US government bond yields have been trending lower since the start of the year, but their fall accelerated as US financial markets reacted strongly over the past couple weeks to the potential economic damage from the spreading disease.
Exacerbating those fears, the Federal Reserve delivered an unscheduled half-percentage point interest rate cut on Tuesday to boost the economy in the face of coronavirus. It was its first emergency cut, and the first cut of that size, since 2008.
The Dow plunged more than 750 points Tuesday.
Economists are concerned about the fallout from coronavirus. Week-long factory closures in China and harsh travel restrictions are expected to deal a supply shock to the global economy, amid fears about trade and consumer spending.
Race to the bottom
Bond yields tend to fall in times of trouble when investors are gunning for the relative safety and high liquidity of developed countries’ government debt. Bonds are also a traditional hedge to stock investments. As the stock market has been plummeting, bond prices have climbed higher.

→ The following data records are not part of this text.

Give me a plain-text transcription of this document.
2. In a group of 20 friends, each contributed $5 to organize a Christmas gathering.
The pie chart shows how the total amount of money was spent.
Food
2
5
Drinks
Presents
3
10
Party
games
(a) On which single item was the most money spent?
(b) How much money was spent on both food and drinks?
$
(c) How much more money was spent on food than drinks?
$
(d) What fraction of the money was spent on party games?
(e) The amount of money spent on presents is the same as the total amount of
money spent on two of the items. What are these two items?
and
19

Yields and bond prices move opposite to each other. If the price of a bond goes up because of high demand, its yield goes down. The recent bond rally pushed the 10-year Treasury yield to record lows.
Lower interest rates
Treasuries also express investors’ interest rate expectations. So if the 10-year Treasury yield falls, the market tends to expect lower rates in the future.
The amount of government debt with low or even negative yields has been growing over the past years, as central banks around the world have gone back to cutting interest rates. The Fed slashed rates three times in 2019 to boost the economy in the midst of the US-China trade war.
For consumers, lower interest rates can move down rates on retail products, such as mortgages and bank loans. Lower rates are also good for companies looking to refinance more expensive debt.
But for investors, lower rates – and with them lower yields – are a problem for investors looking for a decent return without much risk.